About ten days and quite a lot of penicillin later I was coughing like a miner (not a minor) so I decided to go back to the doctors. 

The doctor I had seen previously was all booked up so I went to see my least favourite doctor. She is my least favourite because 
a. she always looks very serious 
b. she nods very seriously whilst I talk
and 
c. she is very serious.  

She has a long face and quite a severe hair cut, I imagine she is married to either a vet or a vicar and I think she spends much of her time day dreaming about owning a cheese shop or having an affair with the owner of a cheese shop.

I explained about the noise and the coughing. She nodded seriously. She had a listen, she said the noise was but a whisper and that a piece of asthmatic equipment that can act like a nebuliser, some steroids and a rest should do the trick.

Then she paused.

'Now' she said seriously 'I'm not by any means suggesting you have this...'

'Oh god, I'm dying' I thought

'...but' she continued with severity 'there's this website.'

'I have a website in my lungs?' I wondered silently.

'...compiled by a GP. This website is dedicated entirely to adult whooping cough'

I don't know why it isn't spelt hooping cough, whooping cough sounds like an illness you should only have during significant periods of celebration.

'Now, you can go on the site and listen to recordings of coughing, and if your cough sounds like the cough on the website, you probably have whooping cough' She said matter-of-factly

'So, here I am in a doctors surgery and you are sitting near me and I keep on coughing, but you are unwilling to tell me if I have whooping cough but rather are asking me to go and listen to recordings of coughs on the internet and diagnose myself....isn't that your job?'

Of course I didn't say that. What I did say was;

'What if I have it?'

'Oh' she said seriously 'there's no cure, but its nice to know!'

'Is it?'

I left and went home to study www.whoopingcough.net

I shouldn't have been so scornful, its probably the best website ever! It's run by a doctor who bares more than a passing resemblance to Harold Shipman. He says;

"My mission is to make health professionals aware that whooping cough is much more common than they realise, that it now affects ALL AGES....This site gives relief to those who have it but cannot get anyone to believe them... "

God bless him!

Apparently...

"Attempts to get benefit from cough suppressants or antibiotics are generally futile"

and most damningly...

"Whooping cough is estimated to be 100 times more common than official statistics show!"

In your face statistics!

If you think you or someone you know has whooping cough, please click here


...I don't

Monday, August 3, 2009

What ails me

I started finding it difficult to breathe. 

Breathing became something I thought about all the time occasionally having to remind myself to inhale.  

This is a strange sensation akin to when some says "think about blinking!" Suddenly this is all you can think about and you start blinking repeatedly like someone who has just been woken up by having a bright light shone in their face.

The lack of breathing had been causing me to have nightmares about asphyxiation and occasionally I'd feel faint, so I thought, I'll go to the doctors, that's what I'll do.
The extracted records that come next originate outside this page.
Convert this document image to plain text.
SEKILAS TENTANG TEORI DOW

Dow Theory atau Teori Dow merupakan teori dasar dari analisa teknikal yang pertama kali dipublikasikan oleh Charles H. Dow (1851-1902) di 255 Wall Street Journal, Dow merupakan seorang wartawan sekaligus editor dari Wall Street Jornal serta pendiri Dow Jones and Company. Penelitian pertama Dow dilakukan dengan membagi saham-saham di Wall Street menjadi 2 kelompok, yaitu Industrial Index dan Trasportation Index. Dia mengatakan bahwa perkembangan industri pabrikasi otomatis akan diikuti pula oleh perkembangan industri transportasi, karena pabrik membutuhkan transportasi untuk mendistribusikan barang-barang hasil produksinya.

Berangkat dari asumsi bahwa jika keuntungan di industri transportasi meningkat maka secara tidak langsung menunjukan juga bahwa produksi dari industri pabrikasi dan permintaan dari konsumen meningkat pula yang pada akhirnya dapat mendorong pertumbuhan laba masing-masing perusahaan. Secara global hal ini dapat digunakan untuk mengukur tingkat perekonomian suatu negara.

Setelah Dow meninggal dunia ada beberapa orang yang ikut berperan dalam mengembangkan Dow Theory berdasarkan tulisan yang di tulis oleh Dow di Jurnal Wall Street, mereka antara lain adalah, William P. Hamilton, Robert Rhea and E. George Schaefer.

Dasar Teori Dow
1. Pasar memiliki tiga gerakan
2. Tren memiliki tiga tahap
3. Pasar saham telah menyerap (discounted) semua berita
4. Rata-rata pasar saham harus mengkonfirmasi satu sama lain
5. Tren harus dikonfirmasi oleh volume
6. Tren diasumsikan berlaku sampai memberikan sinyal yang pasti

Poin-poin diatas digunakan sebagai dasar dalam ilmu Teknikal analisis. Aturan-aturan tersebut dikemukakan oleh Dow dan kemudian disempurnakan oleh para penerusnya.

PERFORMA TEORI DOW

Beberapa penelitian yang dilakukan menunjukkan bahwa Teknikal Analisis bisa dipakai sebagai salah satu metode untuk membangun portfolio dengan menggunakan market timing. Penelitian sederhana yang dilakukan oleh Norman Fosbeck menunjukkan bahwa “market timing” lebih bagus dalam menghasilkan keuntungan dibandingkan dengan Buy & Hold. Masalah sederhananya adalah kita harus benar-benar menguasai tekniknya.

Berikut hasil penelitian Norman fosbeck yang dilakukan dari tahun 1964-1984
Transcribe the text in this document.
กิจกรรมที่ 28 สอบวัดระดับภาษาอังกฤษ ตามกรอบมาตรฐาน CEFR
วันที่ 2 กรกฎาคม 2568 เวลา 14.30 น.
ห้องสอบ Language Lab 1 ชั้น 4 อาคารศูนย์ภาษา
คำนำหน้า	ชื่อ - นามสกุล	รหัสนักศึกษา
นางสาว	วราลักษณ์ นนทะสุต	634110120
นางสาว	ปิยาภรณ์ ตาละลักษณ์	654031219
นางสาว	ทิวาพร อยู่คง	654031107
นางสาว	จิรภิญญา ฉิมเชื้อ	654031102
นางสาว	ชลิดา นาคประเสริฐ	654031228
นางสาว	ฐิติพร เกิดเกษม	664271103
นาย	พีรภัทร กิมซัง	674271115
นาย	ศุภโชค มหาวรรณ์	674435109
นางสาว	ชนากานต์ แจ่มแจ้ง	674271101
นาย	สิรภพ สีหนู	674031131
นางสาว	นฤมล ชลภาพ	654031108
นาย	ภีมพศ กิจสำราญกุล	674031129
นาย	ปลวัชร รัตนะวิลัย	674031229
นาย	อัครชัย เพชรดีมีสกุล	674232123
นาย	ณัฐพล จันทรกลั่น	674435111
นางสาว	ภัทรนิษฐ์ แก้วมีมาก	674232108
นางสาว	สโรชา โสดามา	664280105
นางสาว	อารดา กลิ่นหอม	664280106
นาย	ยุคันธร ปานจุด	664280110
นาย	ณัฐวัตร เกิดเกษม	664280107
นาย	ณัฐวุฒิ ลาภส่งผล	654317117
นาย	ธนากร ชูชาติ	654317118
So I did.

I told the doctor what was happening, he stethoscoped me and said with some ambiguity, "You have  a noise on your lung" he did not extrapolate as to what kind of noise, was it a hiss or a rattle or a disconcerting whistle? We shall never know for he did not say. "This indicates you have a lung infection."

I looked at him blankly as he gave me a prescription for penicillin

"Thank you" I said not thinking to ask any questions. "I've been feeling pretty..."

"...Crappy" he interrupted.

"Yes" I said.

"Right, well thanks for coming in and sorry you're feeling so shit!"

"Erm..thanks" He nodded and smiled and showed me the door.